These days, smartphones are as common a schoolyard accessory as book bags and brightly-colored sneakers. But while the average 10-year-old spends a lot of time immersed in online games and social-networking sites like Instagram and YouTube, many of these places aren’t very kid-friendly.
I believe there’s a simple way to make the internet a less racist, sexist and offensive place. In order to diminish hate speech and increase digital diversity, we have to teach kids how to code.
The costs of cyberbullying
Cyberbullying can pose a real health risk for adolescents, according to recent research from the American Academy of Pediatrics. Several recent studies support this claim. Despite teens’ savvy use of the internet, they also experienced shame, embarrassment and humiliation even when going online to forge social connections and participate in public life, according to a comprehensive seven-year study by Microsoft Research’s Danah Boyd. And a number of high-profile news stories about the victims of cyberbullying offer dark reminders of how damaging online slurs and threats can be for young people.
Offensive comments also flourish on social media. A depressing sampling of racist and sexist comments are collected at the Twitter accounts @YesYourRacist and @YesYoureSexist. Facebook pages such as “It’s Not Racist If It’s Funny” or “I Love Being White,” with more than 12,000 fans, clearly create hostile environments for young users.

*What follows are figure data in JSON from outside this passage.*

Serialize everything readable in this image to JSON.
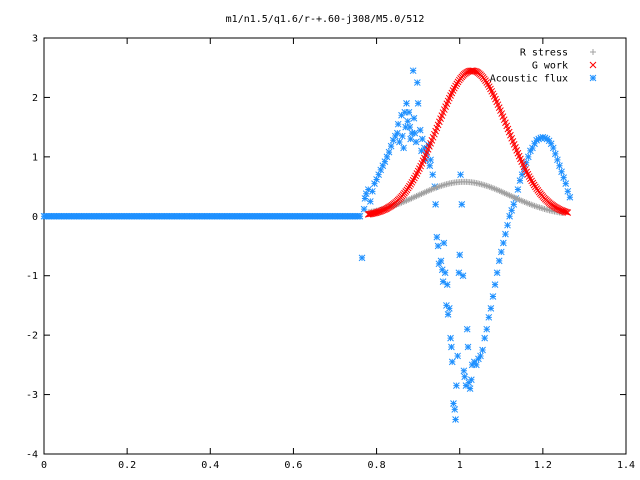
{
  "chart_data": {
    "type": "scatter",
    "title": "m1/n1.5/q1.6/r-+.60-j308/M5.0/512",
    "xlabel": "",
    "ylabel": "",
    "xlim": [
      0,
      1.4
    ],
    "ylim": [
      -4,
      3
    ],
    "x_ticks": [
      0,
      0.2,
      0.4,
      0.6,
      0.8,
      1,
      1.2,
      1.4
    ],
    "x_tick_labels": [
      "0",
      "0.2",
      "0.4",
      "0.6",
      "0.8",
      "1",
      "1.2",
      "1.4"
    ],
    "y_ticks": [
      -4,
      -3,
      -2,
      -1,
      0,
      1,
      2,
      3
    ],
    "y_tick_labels": [
      "-4",
      "-3",
      "-2",
      "-1",
      "0",
      "1",
      "2",
      "3"
    ],
    "grid": false,
    "legend_position": "top-right",
    "series": [
      {
        "name": "R stress",
        "marker": "plus",
        "color": "#a0a0a0",
        "curve": {
          "kind": "gaussian",
          "amplitude": 0.58,
          "center": 1.01,
          "width": 0.11,
          "x_start": 0.78,
          "x_end": 1.25,
          "step": 0.004
        },
        "points": [
          [
            0.78,
            0.0
          ],
          [
            0.8,
            0.02
          ],
          [
            0.85,
            0.1
          ],
          [
            0.9,
            0.28
          ],
          [
            0.95,
            0.45
          ],
          [
            1.0,
            0.57
          ],
          [
            1.05,
            0.54
          ],
          [
            1.1,
            0.4
          ],
          [
            1.15,
            0.24
          ],
          [
            1.2,
            0.1
          ],
          [
            1.25,
            0.03
          ]
        ]
      },
      {
        "name": "G work",
        "marker": "cross",
        "color": "#ff0000",
        "curve": {
          "kind": "gaussian",
          "amplitude": 2.45,
          "center": 1.03,
          "width": 0.085,
          "x_start": 0.78,
          "x_end": 1.26,
          "step": 0.003
        },
        "points": [
          [
            0.78,
            0.0
          ],
          [
            0.8,
            0.02
          ],
          [
            0.85,
            0.28
          ],
          [
            0.9,
            0.95
          ],
          [
            0.95,
            1.7
          ],
          [
            1.0,
            2.3
          ],
          [
            1.03,
            2.45
          ],
          [
            1.05,
            2.4
          ],
          [
            1.1,
            1.75
          ],
          [
            1.15,
            0.85
          ],
          [
            1.2,
            0.2
          ],
          [
            1.25,
            0.01
          ]
        ]
      },
      {
        "name": "Acoustic flux",
        "marker": "star",
        "color": "#1e90ff",
        "zero_line": {
          "x_start": 0.0,
          "x_end": 0.76,
          "step": 0.004,
          "y": 0
        },
        "points": [
          [
            0.765,
            -0.7
          ],
          [
            0.77,
            0.12
          ],
          [
            0.772,
            0.3
          ],
          [
            0.775,
            0.38
          ],
          [
            0.78,
            0.45
          ],
          [
            0.785,
            0.25
          ],
          [
            0.79,
            0.42
          ],
          [
            0.795,
            0.55
          ],
          [
            0.8,
            0.62
          ],
          [
            0.805,
            0.7
          ],
          [
            0.81,
            0.78
          ],
          [
            0.815,
            0.85
          ],
          [
            0.82,
            0.92
          ],
          [
            0.825,
            1.0
          ],
          [
            0.83,
            1.08
          ],
          [
            0.835,
            1.18
          ],
          [
            0.84,
            1.28
          ],
          [
            0.845,
            1.35
          ],
          [
            0.85,
            1.4
          ],
          [
            0.852,
            1.55
          ],
          [
            0.855,
            1.25
          ],
          [
            0.86,
            1.7
          ],
          [
            0.862,
            1.35
          ],
          [
            0.865,
            1.15
          ],
          [
            0.868,
            1.75
          ],
          [
            0.87,
            1.5
          ],
          [
            0.872,
            1.9
          ],
          [
            0.875,
            1.6
          ],
          [
            0.878,
            1.75
          ],
          [
            0.88,
            1.5
          ],
          [
            0.882,
            1.3
          ],
          [
            0.885,
            1.4
          ],
          [
            0.888,
            2.45
          ],
          [
            0.89,
            1.65
          ],
          [
            0.892,
            1.4
          ],
          [
            0.895,
            1.25
          ],
          [
            0.898,
            2.25
          ],
          [
            0.9,
            1.9
          ],
          [
            0.905,
            1.45
          ],
          [
            0.908,
            1.1
          ],
          [
            0.91,
            1.3
          ],
          [
            0.915,
            1.15
          ],
          [
            0.918,
            0.95
          ],
          [
            0.92,
            1.05
          ],
          [
            0.925,
            1.2
          ],
          [
            0.928,
            0.85
          ],
          [
            0.93,
            0.95
          ],
          [
            0.935,
            0.7
          ],
          [
            0.94,
            0.5
          ],
          [
            0.942,
            0.2
          ],
          [
            0.945,
            -0.35
          ],
          [
            0.948,
            -0.5
          ],
          [
            0.95,
            -0.8
          ],
          [
            0.955,
            -0.75
          ],
          [
            0.958,
            -0.9
          ],
          [
            0.96,
            -1.1
          ],
          [
            0.962,
            -0.45
          ],
          [
            0.965,
            -0.95
          ],
          [
            0.968,
            -1.5
          ],
          [
            0.97,
            -1.15
          ],
          [
            0.972,
            -1.65
          ],
          [
            0.975,
            -1.55
          ],
          [
            0.978,
            -2.05
          ],
          [
            0.98,
            -2.2
          ],
          [
            0.982,
            -2.45
          ],
          [
            0.985,
            -3.15
          ],
          [
            0.988,
            -3.25
          ],
          [
            0.99,
            -3.42
          ],
          [
            0.992,
            -2.85
          ],
          [
            0.995,
            -2.35
          ],
          [
            0.998,
            -0.95
          ],
          [
            1.0,
            -0.65
          ],
          [
            1.002,
            0.7
          ],
          [
            1.005,
            0.2
          ],
          [
            1.008,
            -1.0
          ],
          [
            1.01,
            -2.6
          ],
          [
            1.012,
            -2.7
          ],
          [
            1.015,
            -2.85
          ],
          [
            1.018,
            -1.9
          ],
          [
            1.02,
            -2.2
          ],
          [
            1.022,
            -2.8
          ],
          [
            1.025,
            -2.9
          ],
          [
            1.028,
            -2.75
          ],
          [
            1.03,
            -2.5
          ],
          [
            1.035,
            -2.45
          ],
          [
            1.04,
            -2.5
          ],
          [
            1.045,
            -2.4
          ],
          [
            1.05,
            -2.35
          ],
          [
            1.055,
            -2.25
          ],
          [
            1.06,
            -2.05
          ],
          [
            1.065,
            -1.9
          ],
          [
            1.07,
            -1.7
          ],
          [
            1.075,
            -1.55
          ],
          [
            1.08,
            -1.35
          ],
          [
            1.085,
            -1.15
          ],
          [
            1.09,
            -0.95
          ],
          [
            1.095,
            -0.75
          ],
          [
            1.1,
            -0.6
          ],
          [
            1.105,
            -0.45
          ],
          [
            1.11,
            -0.3
          ],
          [
            1.115,
            -0.15
          ],
          [
            1.12,
            0.0
          ],
          [
            1.125,
            0.1
          ],
          [
            1.13,
            0.2
          ],
          [
            1.135,
            0.3
          ],
          [
            1.14,
            0.45
          ],
          [
            1.145,
            0.6
          ],
          [
            1.15,
            0.7
          ],
          [
            1.155,
            0.8
          ],
          [
            1.16,
            0.9
          ],
          [
            1.165,
            1.0
          ],
          [
            1.17,
            1.1
          ],
          [
            1.175,
            1.15
          ],
          [
            1.18,
            1.22
          ],
          [
            1.185,
            1.28
          ],
          [
            1.19,
            1.3
          ],
          [
            1.195,
            1.32
          ],
          [
            1.2,
            1.33
          ],
          [
            1.205,
            1.32
          ],
          [
            1.21,
            1.3
          ],
          [
            1.215,
            1.27
          ],
          [
            1.22,
            1.22
          ],
          [
            1.225,
            1.15
          ],
          [
            1.23,
            1.05
          ],
          [
            1.235,
            0.95
          ],
          [
            1.24,
            0.85
          ],
          [
            1.245,
            0.75
          ],
          [
            1.25,
            0.65
          ],
          [
            1.255,
            0.55
          ],
          [
            1.26,
            0.42
          ],
          [
            1.265,
            0.32
          ]
        ]
      }
    ]
  }
}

Teaching kids to code might be an effective way to change the landscape. If kids feel confident that they have the tools to change their online environments, they will be empowered to take action. Children who are the targets of harassment on social-networking sites could create alternative networks for themselves and their friends that reflect their values.
Empowering kids with coding might also result in small victories, from deleting an offensive comment on Yik Yak to adding a hashtag that puts a rude tweet in its place. These options are already available, but kids will be more likely to use them if they’re accustomed to taking an active role in shaping their digital spaces.
Changing gaming culture from the inside out
Stereotypical representations of race and gender also continue to proliferate in gaming culture. (Witness the racist and misogynous trappings of Grand Theft Auto, an enduringly popular series.)
Many games also continue to imagine default players as white and male. For instance, the popular game Minecraft automatically generates a white male avatar named “Steve” for all players starting the game. My ten-year-old daughter, with limited digital knowledge, had to navigate out of the game to a related website to turn her avatar into a girl—but she couldn’t find an avatar that wasn’t white. Had she been a coder, however, she could have easily imported an avatar with a different skin color into the game using of the choices made by older coders, or even designed her own.
In fact, many of these problems could be addressed if children learn to make digital games and apps while they are still very young. When we teach kids coding skills, we equip them to make inclusive games that feature diverse characters and points of view.
An assignment as simple as asking children to create an app or a game that reflects the diversity of their city or school would prepare them to change the games and apps they use when they are older. This may be able to give rise to a gaming culture where hate speech is not an accepted norm.
There are other benefits to coding as well. Coding can actually improve school-aged children’s learning skills and attitudes and create positive behavior changes, as Debra Leiberman, director of the Center of Games Research at University of California, Santa Barbara, explained in a recent keynote address.
Numerous coding lessons aimed at children between kindergarten and fifth grade already exist and are easy to use, including ones offered by The Kahn Academy, Code.org, Youthspark, Codeacademy.com, and Starterleague.com. Last week, Code.org unveiled Building a Galaxy with Code, a Stars Wars-themed coding game with a section specifically aimed at 6-10 year-olds that allows kids to code on multiple platforms, including smartphones, and in multiple languages. There’s also a free “Code with Anna and Elsa” project for fans of Disney’s Frozen.
With these tools readily available, schools should make coding and game creation a regular part of the general education curriculum for third-to-fifth graders. Let’s empower students to be creators of online culture as well as consumers.